Friday, October 21, 2011

Three Ways to Save the Eurozone

by Jean Pisani-Ferry

Project Syndicate

October 21, 2011

Since the summer, the continuing installments of the Greek crisis have concealed a worrying process of fragmentation in the eurozone. Indeed, there are several grim indicators of this development.

First, the spread between banks’ borrowing rate and the zero-risk rate has been climbing since July. Financial institutions with liquidity increasingly prefer to deposit their cash with the European Central Bank, which has had to resume its lending to banks. The same thing occurred in the 2007-2008 crisis, though the shift is less acute this time, and is confined to the eurozone. In London and New York, the interbank market is still working; nevertheless, there is reason for concern.

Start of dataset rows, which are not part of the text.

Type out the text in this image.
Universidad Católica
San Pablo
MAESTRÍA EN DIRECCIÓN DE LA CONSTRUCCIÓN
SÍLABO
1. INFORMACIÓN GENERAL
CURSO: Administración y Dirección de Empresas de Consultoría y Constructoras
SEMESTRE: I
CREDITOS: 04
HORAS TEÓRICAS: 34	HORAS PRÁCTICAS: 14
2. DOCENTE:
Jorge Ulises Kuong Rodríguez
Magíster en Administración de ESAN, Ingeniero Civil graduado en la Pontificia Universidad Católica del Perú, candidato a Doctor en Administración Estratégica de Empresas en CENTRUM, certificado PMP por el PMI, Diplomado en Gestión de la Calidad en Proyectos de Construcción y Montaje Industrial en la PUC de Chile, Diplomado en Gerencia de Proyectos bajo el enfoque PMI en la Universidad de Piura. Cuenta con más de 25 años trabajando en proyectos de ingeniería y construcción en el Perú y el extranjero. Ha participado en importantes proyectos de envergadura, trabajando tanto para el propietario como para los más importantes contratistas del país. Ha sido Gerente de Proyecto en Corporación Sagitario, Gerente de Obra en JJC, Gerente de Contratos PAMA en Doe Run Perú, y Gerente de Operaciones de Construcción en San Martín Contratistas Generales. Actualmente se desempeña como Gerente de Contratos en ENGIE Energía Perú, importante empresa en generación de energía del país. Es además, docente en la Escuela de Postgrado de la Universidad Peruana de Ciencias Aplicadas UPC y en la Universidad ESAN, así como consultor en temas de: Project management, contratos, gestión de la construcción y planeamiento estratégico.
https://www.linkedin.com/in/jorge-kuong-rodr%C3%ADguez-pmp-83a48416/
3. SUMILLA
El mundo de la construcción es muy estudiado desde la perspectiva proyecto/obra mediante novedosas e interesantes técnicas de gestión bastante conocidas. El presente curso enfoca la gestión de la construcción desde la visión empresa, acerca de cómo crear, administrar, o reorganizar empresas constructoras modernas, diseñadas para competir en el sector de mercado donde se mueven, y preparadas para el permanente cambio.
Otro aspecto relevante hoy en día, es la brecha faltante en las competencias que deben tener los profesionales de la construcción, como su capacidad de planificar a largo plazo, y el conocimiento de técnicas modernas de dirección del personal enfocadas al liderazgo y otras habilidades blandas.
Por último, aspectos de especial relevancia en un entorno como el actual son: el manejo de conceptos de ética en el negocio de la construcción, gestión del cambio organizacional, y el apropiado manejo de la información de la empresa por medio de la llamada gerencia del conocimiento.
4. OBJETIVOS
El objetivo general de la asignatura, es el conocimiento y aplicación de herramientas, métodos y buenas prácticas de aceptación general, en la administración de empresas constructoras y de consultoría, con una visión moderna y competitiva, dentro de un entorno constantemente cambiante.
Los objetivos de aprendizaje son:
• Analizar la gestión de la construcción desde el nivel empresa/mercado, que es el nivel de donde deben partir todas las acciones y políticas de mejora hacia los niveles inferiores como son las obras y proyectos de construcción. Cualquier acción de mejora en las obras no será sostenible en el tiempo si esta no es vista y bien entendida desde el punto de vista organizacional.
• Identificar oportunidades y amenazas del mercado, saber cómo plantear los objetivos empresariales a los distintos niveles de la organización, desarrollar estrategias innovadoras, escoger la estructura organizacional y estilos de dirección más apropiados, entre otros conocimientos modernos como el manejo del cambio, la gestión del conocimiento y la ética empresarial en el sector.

Second, cross-border banks are charging higher interest rates to firms in southern Europe than they are to comparable firms in northern Europe, which is worsening the situation for crisis-hit economies. This fragments Europe’s supposedly unified market. And, instead of combating this trend, northern European regulators are amplifying it by limiting financial institutions’ exposure to southern European banks.

Third, international investors no longer view southern European government bonds as in the same asset class as northern European ones. This is not simply about the price of risk, which is easily reversible. It marks a deep change in attitude. If this lending approach to southern countries continues, their solvency and economic recovery will suffer.